Die nationalsozialistische Volkstums- und Germanisierungspolitik in den besetzten Ländern Ostmitteleuropas während des Zweiten Weltkrieges stellt einen wichtigen Teilbereich der NS-Besatzungspolitik dar, der engsten Bezug zur Ideologie des Nationalsozialismus aufweist. Eine diesbezügliche Studie hat Gerhard Wolf vorgelegt, dessen Interesse sich auf das von Deutschland annektierte Westpolen richtet, das ab 1939 zum „‚Exerzierplatz‘ nationalsozialistischer Bevölkerungspolitik“ (S. 9) mutierte.

Wolf geht von dem Befund aus, dass die „Deutsche Volksliste“, die „im Zentrum aller nationalsozialistischen Bemühungen [stand], die Bevölkerung in den annektierten westpolnischen Gebieten zu germanisieren und eine ‚deutsche Volksgemeinschaft‘ durchzusetzen“ (S. 14), bis zum Kriegsende fast drei Millionen Bewohner dieser Gebiete als „Deutsche“ registrierte. Er fragt, wieso „die praktizierte Selektionspraxis nicht den Vorgaben Hitlers gefolgt war und sich auf die ‚Germanisierung des Bodens‘ beschränkte, sondern offensichtlich auf die Assimilierung von Nichtdeutschen zielte, sodass sich Himmler zu einer nachträglichen Kurskorrektur genötigt sah und den Ausschluss ‚blutsmäßig unerwünschter Elemente‘ fordern musste“, und „welche Rolle […] ‚Rasse‘ als Selektionskriterium [spielte]“ (S. 13). Neben der Deutschen Volksliste wird auch die Tätigkeit der Umwandererzentralstellen untersucht, welche die Erfassung und Deportation der „Fremdvölkischen“ als einen weiteren wichtigen Aspekt der Germanisierungspolitik des Nationalsozialismus im annektierten Westpolen durchführten. Darüber, wer zu welchem Zeitpunkt deportiert wurde, entschieden entgegen Himmlers Bemühungen, „Rasse“ als zentrales Selektionskriterium durchzusetzen, „in der Regel nicht rassische, sondern eher pragmatische Kriterien“ (S. 15).

Nach Ansicht von Gerhard Wolf widerspricht dieser Befund „einem historiographischen Trend, […] der der nationalsozialistischen Ideologie und hier vor allem ihrem […] rassischen Kern eine neue (alte) Erklärungskraft zuschreibt“ (S. 15f.). Eine Vielzahl von Studien lasse das nationalsozialistische Deutschland „heute vor allem als […] ‚racial state‘ erscheinen“ (S. 16). Hingegen untersucht Wolf die nationalsozialistische Germanisierungspolitik „im Spannungsfeld von ideologischen Prämissen und herrschaftsrationalen Anforderungen“ (S. 21).

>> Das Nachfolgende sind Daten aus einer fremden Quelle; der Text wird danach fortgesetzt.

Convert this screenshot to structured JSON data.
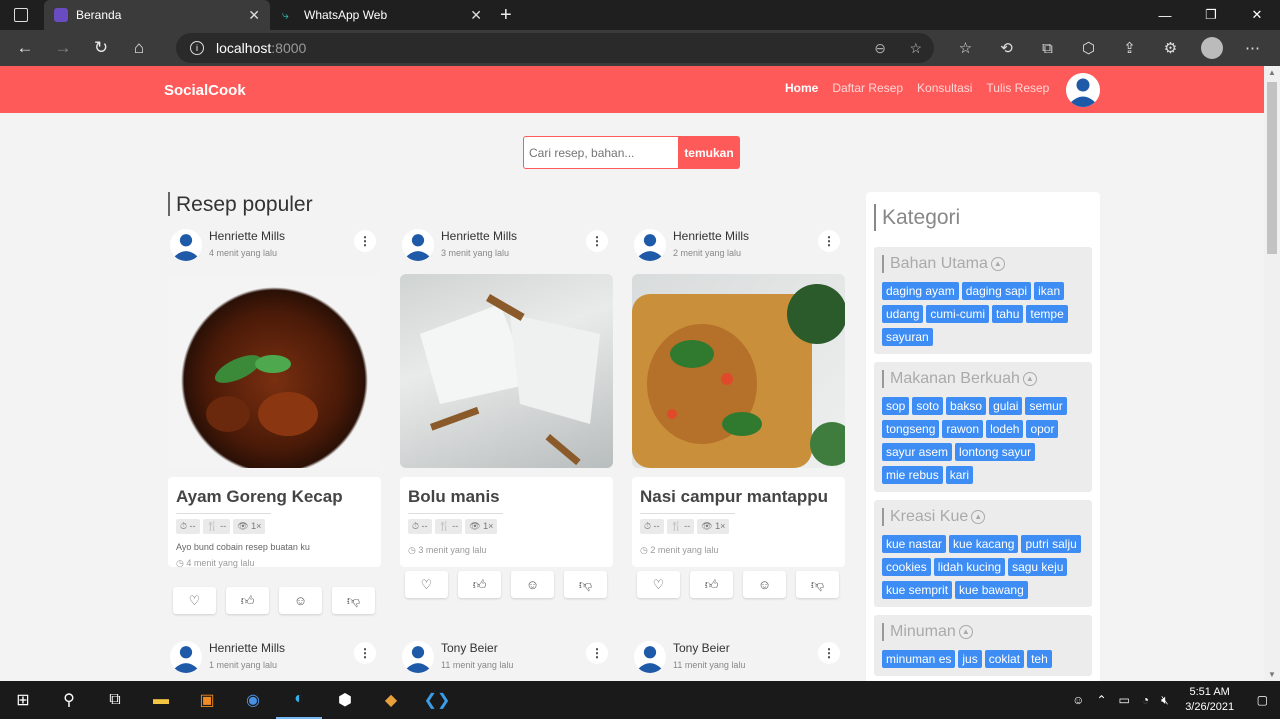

Wolf gibt zunächst einen Überblick über die geistigen Vorläufer der Umsiedlungs- und Germanisierungspolitik des Nationalsozialismus im Deutschen Kaiserreich und der Weimarer Republik. Im Zuge des Überfalls auf Polen 1939, der im Verständnis der NS-Führung „den Beginn einer Auseinandersetzung um die endgültige Sicherung der Lebensgrundlagen des deutschen ‚Volkes‘“ markierte, sei dann die „Projektion der ‚Lebensraum‘-Dystopien auf Polen“ erfolgt (S. 75). Der Absicherung der Besatzungsherrschaft in den ersten Monaten dienten Umsiedlungsaktionen wie die gescheiterte Nisko-Aktion zur Deportation von Juden aus den annektierten Gebieten und die anschließende Etablierung eines Umsiedlungskreislaufs in Form von Deportation der „unerwünschten“ einheimischen Bevölkerung und ihrer Ersetzung durch „Volksdeutsche“ aus Osteuropa, wobei die Selektionskriterien für Deportationen „einer herrschaftsfunktionalen Logik verpflichtet“ (S. 126) waren. „Das zentrale Ziel“ blieb aber auch hier „die Germanisierung der annektierten Gebiete“ (S. 191).

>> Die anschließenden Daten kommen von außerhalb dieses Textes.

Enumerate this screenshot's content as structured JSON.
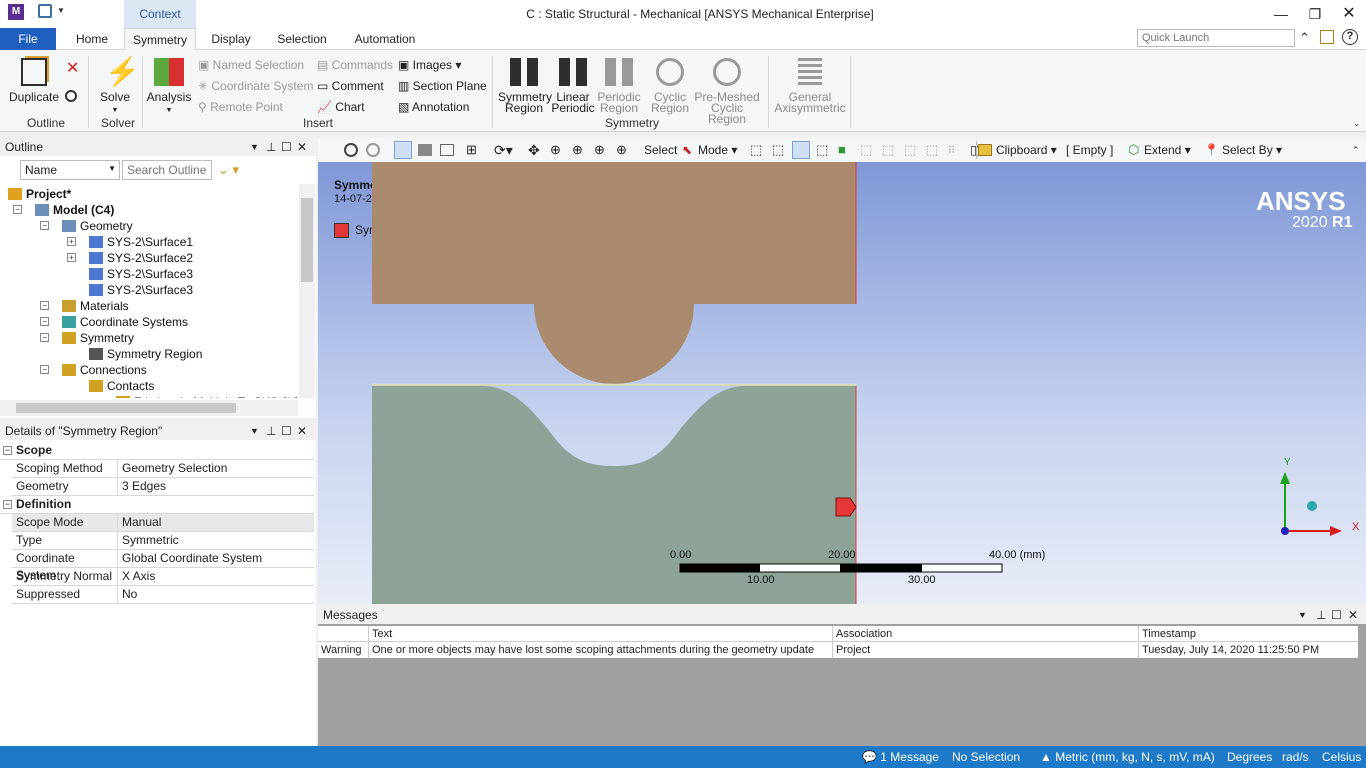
{
  "app": {
    "logo": "M",
    "context_tab": "Context",
    "window_title": "C : Static Structural - Mechanical [ANSYS Mechanical Enterprise]",
    "window_controls": [
      "minimize-icon",
      "restore-icon",
      "close-icon"
    ]
  },
  "tabs": [
    "File",
    "Home",
    "Symmetry",
    "Display",
    "Selection",
    "Automation"
  ],
  "active_tab": "Symmetry",
  "quick_launch_placeholder": "Quick Launch",
  "ribbon": {
    "outline": {
      "duplicate": "Duplicate",
      "group": "Outline"
    },
    "solver": {
      "solve": "Solve",
      "group": "Solver"
    },
    "insert": {
      "analysis": "Analysis",
      "named_selection": "Named Selection",
      "coordinate_system": "Coordinate System",
      "remote_point": "Remote Point",
      "commands": "Commands",
      "comment": "Comment",
      "chart": "Chart",
      "images": "Images",
      "section_plane": "Section Plane",
      "annotation": "Annotation",
      "group": "Insert"
    },
    "symmetry": {
      "symmetry_region_1": "Symmetry",
      "symmetry_region_2": "Region",
      "linear_periodic_1": "Linear",
      "linear_periodic_2": "Periodic",
      "periodic_region_1": "Periodic",
      "periodic_region_2": "Region",
      "cyclic_region_1": "Cyclic",
      "cyclic_region_2": "Region",
      "pre_meshed_1": "Pre-Meshed",
      "pre_meshed_2": "Cyclic Region",
      "general_axi_1": "General",
      "general_axi_2": "Axisymmetric",
      "group": "Symmetry"
    }
  },
  "toolbar": {
    "select": "Select",
    "mode": "Mode",
    "clipboard": "Clipboard",
    "empty": "[ Empty ]",
    "extend": "Extend",
    "select_by": "Select By"
  },
  "outline": {
    "title": "Outline",
    "filter": "Name",
    "search_placeholder": "Search Outline",
    "tree": [
      {
        "label": "Project*",
        "level": 0,
        "bold": true
      },
      {
        "label": "Model (C4)",
        "level": 1,
        "bold": true
      },
      {
        "label": "Geometry",
        "level": 2
      },
      {
        "label": "SYS-2\\Surface1",
        "level": 3
      },
      {
        "label": "SYS-2\\Surface2",
        "level": 3
      },
      {
        "label": "SYS-2\\Surface3",
        "level": 3
      },
      {
        "label": "SYS-2\\Surface3",
        "level": 3
      },
      {
        "label": "Materials",
        "level": 2
      },
      {
        "label": "Coordinate Systems",
        "level": 2
      },
      {
        "label": "Symmetry",
        "level": 2
      },
      {
        "label": "Symmetry Region",
        "level": 3,
        "selected": true
      },
      {
        "label": "Connections",
        "level": 2
      },
      {
        "label": "Contacts",
        "level": 3
      },
      {
        "label": "Frictional - Multiple To SYS-2\\Surf",
        "level": 4
      }
    ]
  },
  "details": {
    "title": "Details of \"Symmetry Region\"",
    "scope_header": "Scope",
    "scope_rows": [
      {
        "key": "Scoping Method",
        "value": "Geometry Selection"
      },
      {
        "key": "Geometry",
        "value": "3 Edges"
      }
    ],
    "definition_header": "Definition",
    "definition_rows": [
      {
        "key": "Scope Mode",
        "value": "Manual"
      },
      {
        "key": "Type",
        "value": "Symmetric"
      },
      {
        "key": "Coordinate System",
        "value": "Global Coordinate System"
      },
      {
        "key": "Symmetry Normal",
        "value": "X Axis"
      },
      {
        "key": "Suppressed",
        "value": "No"
      }
    ]
  },
  "viewport": {
    "title": "Symmetry Region",
    "date": "14-07-2020 23:29",
    "legend": "Symmetry Region",
    "brand": "ANSYS",
    "version": "2020",
    "release": "R1",
    "scale_labels_top": [
      "0.00",
      "20.00",
      "40.00 (mm)"
    ],
    "scale_labels_bottom": [
      "10.00",
      "30.00"
    ],
    "axis_y": "Y",
    "axis_x": "X",
    "colors": {
      "top_part": "#a98a6c",
      "bottom_part": "#8ea398",
      "symmetry": "#e63838"
    }
  },
  "messages": {
    "title": "Messages",
    "columns": [
      "Text",
      "Association",
      "Timestamp"
    ],
    "rows": [
      {
        "type": "Warning",
        "text": "One or more objects may have lost some scoping attachments during the geometry update",
        "association": "Project",
        "timestamp": "Tuesday, July 14, 2020 11:25:50 PM"
      }
    ]
  },
  "status": {
    "messages": "1 Message",
    "selection": "No Selection",
    "units": "Metric (mm, kg, N, s, mV, mA)",
    "angle": "Degrees",
    "rot": "rad/s",
    "temp": "Celsius"
  }
}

Anhand der Frage der Deportationen beschreibt Wolf die schnell einsetzenden Zielkonflikte vor allem zwischen den Planern des Reichssicherheitshauptamts, die auf die Abschiebung einer so großen Zahl von jüdischen Polen wie möglich hinarbeiteten und damit rassische Selektionskriterien präferierten, und NS-Funktionären, die im Interesse der Unterbringung der anzusiedelnden „Volksdeutschen“ die Abschiebung von christlichen Polen aus ländlichen Gebieten befürworteten. Zusätzlich sollten sich die Deportationen zunehmend an den Erfordernissen der deutschen Kriegswirtschaft ausrichten. Im Rahmen des zweiten Nahplans wurden als entscheidende Neuerung rassische Musterungen seitens der Umwandererzentralstelle Bestandteil des Deportationsvorgangs. Parallel dazu etablierte Heinrich Himmler als Reichskommissar für die Festigung deutschen Volkstums ein sogenanntes Wiedereindeutschungsprogramm. Mit dessen Einführung entfaltete „die rassische Dystopie, die Behandlung der einheimischen Bevölkerung von einem individuellen ‚Rassewert‘ abhängig zu machen, […] erstmals praktische Wirkmächtigkeit“ (S. 228).

Die Einstellung der Deportationen ins Generalgouvernement erfolgte im März 1941 im Zuge der Kriegsvorbereitungen gegen die Sowjetunion. Wolf setzt sich bei der Benennung der Gründe dafür von der bisherigen Literatur ab, die „etwas einseitig“ unter anderem auf „Proteste der Wehrmacht“ abstelle, die „alle Transportkapazitäten für sich reklamierte“ und sich „über die sicherheitspolitischen Auswirkungen der Deportationen auf das Aufmarschgebiet Generalgouvernement besorgt zeigte“ (S. 261). Dem hält er den „rasant wachsenden Bedarf an Arbeitskräften sowohl in den annektierten Gebieten als auch im Deutschen Reich“ entgegen. Dieser habe den dritten Nahplan zum Scheitern verurteilt, „bevor die Überlastung des Schienennetzes ihn auch praktisch beendete“ (S. 262).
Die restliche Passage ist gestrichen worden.